The Short Trek entitled “Calypso” happens potentially many hundreds of years after the 32nd century, as a man finds the abandoned USS Discovery, under AI control, waiting in vain for its long-dead crew to come back.

This far, we haven’t seen any Trek further into the future than “Calypso”.

The upcoming series Starfleet Academy takes place shortly after the 32nd century adventures of Discovery.

I think of myself as a “Trekkie” maybe lowercase “trekkie”. An interested and amazed fan. Who thinks the coininkydinks are fun.

I think of you guys as “Trekkers”. More scientific and want things to match up and have the franchise adhere to some logic.

I think its cool to be that way.

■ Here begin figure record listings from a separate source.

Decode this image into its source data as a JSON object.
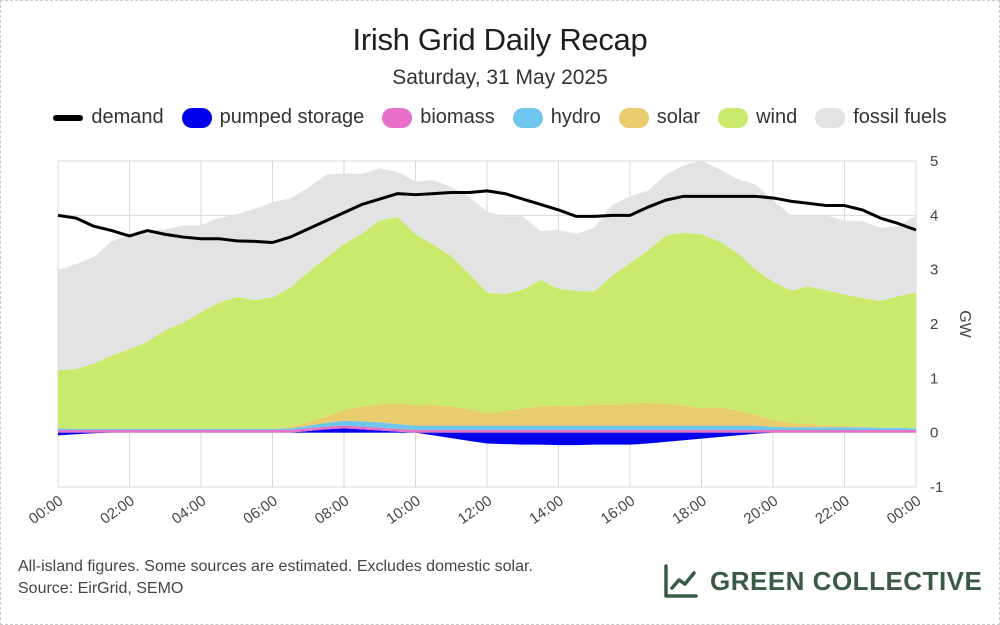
{
  "chart_data": {
    "type": "area",
    "title": "Irish Grid Daily Recap",
    "subtitle": "Saturday, 31 May 2025",
    "ylabel": "GW",
    "xlabel": "",
    "ylim": [
      -1,
      5
    ],
    "yticks": [
      5,
      4,
      3,
      2,
      1,
      0,
      -1
    ],
    "xlim": [
      0,
      24
    ],
    "xticks": [
      "00:00",
      "02:00",
      "04:00",
      "06:00",
      "08:00",
      "10:00",
      "12:00",
      "14:00",
      "16:00",
      "18:00",
      "20:00",
      "22:00",
      "00:00"
    ],
    "x": [
      0,
      0.5,
      1,
      1.5,
      2,
      2.5,
      3,
      3.5,
      4,
      4.5,
      5,
      5.5,
      6,
      6.5,
      7,
      7.5,
      8,
      8.5,
      9,
      9.5,
      10,
      10.5,
      11,
      11.5,
      12,
      12.5,
      13,
      13.5,
      14,
      14.5,
      15,
      15.5,
      16,
      16.5,
      17,
      17.5,
      18,
      18.5,
      19,
      19.5,
      20,
      20.5,
      21,
      21.5,
      22,
      22.5,
      23,
      23.5,
      24
    ],
    "series": [
      {
        "name": "pumped storage",
        "color": "#0000ee",
        "values": [
          -0.05,
          -0.03,
          -0.01,
          0,
          0,
          0,
          0,
          0,
          0,
          0,
          0,
          0,
          0,
          0,
          0.03,
          0.06,
          0.08,
          0.06,
          0.04,
          0.02,
          0,
          -0.05,
          -0.1,
          -0.15,
          -0.2,
          -0.21,
          -0.22,
          -0.22,
          -0.23,
          -0.23,
          -0.22,
          -0.22,
          -0.22,
          -0.2,
          -0.17,
          -0.14,
          -0.11,
          -0.08,
          -0.05,
          -0.02,
          0,
          0,
          0,
          0,
          0,
          0,
          0,
          0,
          0
        ]
      },
      {
        "name": "biomass",
        "color": "#e770c8",
        "values": [
          0.05,
          0.05,
          0.05,
          0.05,
          0.05,
          0.05,
          0.05,
          0.05,
          0.05,
          0.05,
          0.05,
          0.05,
          0.05,
          0.05,
          0.05,
          0.05,
          0.05,
          0.05,
          0.05,
          0.05,
          0.05,
          0.05,
          0.05,
          0.05,
          0.05,
          0.05,
          0.05,
          0.05,
          0.05,
          0.05,
          0.05,
          0.05,
          0.05,
          0.05,
          0.05,
          0.05,
          0.05,
          0.05,
          0.05,
          0.05,
          0.05,
          0.05,
          0.05,
          0.05,
          0.05,
          0.05,
          0.05,
          0.05,
          0.05
        ]
      },
      {
        "name": "hydro",
        "color": "#6ec6ec",
        "values": [
          0.03,
          0.02,
          0.02,
          0.02,
          0.02,
          0.02,
          0.02,
          0.02,
          0.02,
          0.02,
          0.02,
          0.02,
          0.02,
          0.03,
          0.05,
          0.07,
          0.09,
          0.1,
          0.1,
          0.09,
          0.08,
          0.08,
          0.08,
          0.08,
          0.08,
          0.08,
          0.08,
          0.08,
          0.08,
          0.08,
          0.08,
          0.08,
          0.08,
          0.08,
          0.08,
          0.08,
          0.08,
          0.08,
          0.08,
          0.08,
          0.06,
          0.05,
          0.05,
          0.05,
          0.05,
          0.05,
          0.04,
          0.04,
          0.03
        ]
      },
      {
        "name": "solar",
        "color": "#e9cc6e",
        "values": [
          0,
          0,
          0,
          0,
          0,
          0,
          0,
          0,
          0,
          0,
          0,
          0,
          0,
          0.03,
          0.06,
          0.12,
          0.2,
          0.27,
          0.33,
          0.38,
          0.38,
          0.38,
          0.35,
          0.3,
          0.22,
          0.26,
          0.32,
          0.35,
          0.37,
          0.36,
          0.39,
          0.38,
          0.41,
          0.42,
          0.4,
          0.37,
          0.32,
          0.34,
          0.28,
          0.2,
          0.12,
          0.08,
          0.06,
          0.04,
          0.02,
          0.01,
          0,
          0,
          0
        ]
      },
      {
        "name": "wind",
        "color": "#c9ea6c",
        "values": [
          1.07,
          1.1,
          1.2,
          1.35,
          1.47,
          1.6,
          1.82,
          1.95,
          2.15,
          2.32,
          2.43,
          2.37,
          2.42,
          2.56,
          2.77,
          2.92,
          3.05,
          3.18,
          3.39,
          3.43,
          3.14,
          2.95,
          2.77,
          2.5,
          2.23,
          2.16,
          2.18,
          2.33,
          2.15,
          2.12,
          2.08,
          2.38,
          2.58,
          2.8,
          3.1,
          3.18,
          3.2,
          3.05,
          2.9,
          2.68,
          2.55,
          2.44,
          2.53,
          2.48,
          2.42,
          2.37,
          2.33,
          2.42,
          2.5
        ]
      },
      {
        "name": "fossil fuels",
        "color": "#e3e3e3",
        "values": [
          1.84,
          1.93,
          1.96,
          2.1,
          2.1,
          2.05,
          1.85,
          1.79,
          1.6,
          1.56,
          1.52,
          1.68,
          1.75,
          1.64,
          1.55,
          1.53,
          1.3,
          1.1,
          0.96,
          0.83,
          0.97,
          1.19,
          1.27,
          1.41,
          1.49,
          1.43,
          1.35,
          0.9,
          1.08,
          1.05,
          1.17,
          1.3,
          1.23,
          1.1,
          1.12,
          1.24,
          1.36,
          1.33,
          1.36,
          1.56,
          1.5,
          1.38,
          1.31,
          1.38,
          1.36,
          1.41,
          1.35,
          1.29,
          1.42
        ]
      }
    ],
    "demand": {
      "name": "demand",
      "color": "#000000",
      "values": [
        4.0,
        3.95,
        3.8,
        3.72,
        3.62,
        3.72,
        3.65,
        3.6,
        3.57,
        3.57,
        3.53,
        3.52,
        3.5,
        3.6,
        3.75,
        3.9,
        4.05,
        4.2,
        4.3,
        4.4,
        4.38,
        4.4,
        4.42,
        4.42,
        4.45,
        4.4,
        4.3,
        4.2,
        4.1,
        3.98,
        3.98,
        4.0,
        4.0,
        4.15,
        4.28,
        4.35,
        4.35,
        4.35,
        4.35,
        4.35,
        4.32,
        4.26,
        4.22,
        4.18,
        4.18,
        4.1,
        3.95,
        3.85,
        3.73
      ]
    },
    "legend": [
      "demand",
      "pumped storage",
      "biomass",
      "hydro",
      "solar",
      "wind",
      "fossil fuels"
    ]
  },
  "footnote": {
    "line1": "All-island figures. Some sources are estimated. Excludes domestic solar.",
    "line2": "Source: EirGrid, SEMO"
  },
  "brand": {
    "name": "GREEN COLLECTIVE",
    "icon": "trend-chart-icon",
    "color": "#3b5a43"
  },
  "colors": {
    "grid": "#d9d9d9",
    "axis": "#666666"
  }
}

Wish I could. ( it burns my brain )

Then I remember the whole thing is created in Hollywood.

At least from a chronological standpoint, in recent decades, the producers have generally been pretty good about framing “when” these shows and films occur in the timeline, relative to other works, as well as relative to the Earth calendar that we know.

IIRC, back in the original series’ days, Gene Roddenberry didn’t necessarily want the series to be set in a particular year, but a more nebulous future time, hence the use of “stardates” – and, sometimes, contradictory references to “actual” years, because the producers and writers probably didn’t keep a firm “series bible” about things like dates.

By the 1980s (the films with the original cast, as well as TNG), the producers were more clearly staking out a timeframe, and actively working to keep some internal consistency.

This reminds me of a question I’ve had since I saw a trailer for Starfleet Academy and saw that it was set in the 32nd century. I stopped watching Discovery after the first episode of season three because I found the time jump and premise for the collapse of the Federation too hard to swallow. Am I going to be able to watch Starfleet Academy without being hopelessly confused, or do I need to force myself to watch season three (and possibly subsequent seasons) of Discovery first?

I think you should be fine and if there is anything from Discovery that is particularly relevant to an episode they’ll probably include it in the previouslys. They will probably reference “The Burn” which was the plot of season 4 where dilithium stopped working for a while. They might also reference recent conflicts with the Breen which was part of season 5. But I don’t think there will be anything that requires watching those seasons or else it won’t make sense. Well, except apples. If Admiral Vance offers you an apple, do not eat it.

I don’t know how confusing SA will be without watching all of Disco, but I can tell you that Disco in no way improved in later seasons.

ETA: I just realized you don’t know why “the burn” happened! Trust me, that plot point was one of the very stupidest pieces of shit ever written. (A Kelpian kid was really sad and wished dilithium would go away so it did.)

i had heard that Discovery went downhill beginning in season 3, which is one of the reasons I opted not to watch it. I wasn’t aware that Kelpians had such powers. :roll_eyes:

Noted. I’m almost afraid to ask why.

They didn’t. It was just that one, randomly, with no explanation. He was the Anthony Fremont of Kelpia.

I understood that reference!

(Sorry, I couldn’t resist.)

It’s a good thing, too.

A real good thing. Otherwise, you might wind up in the cornfield. Although that would be a good thing, a real good thing, you know?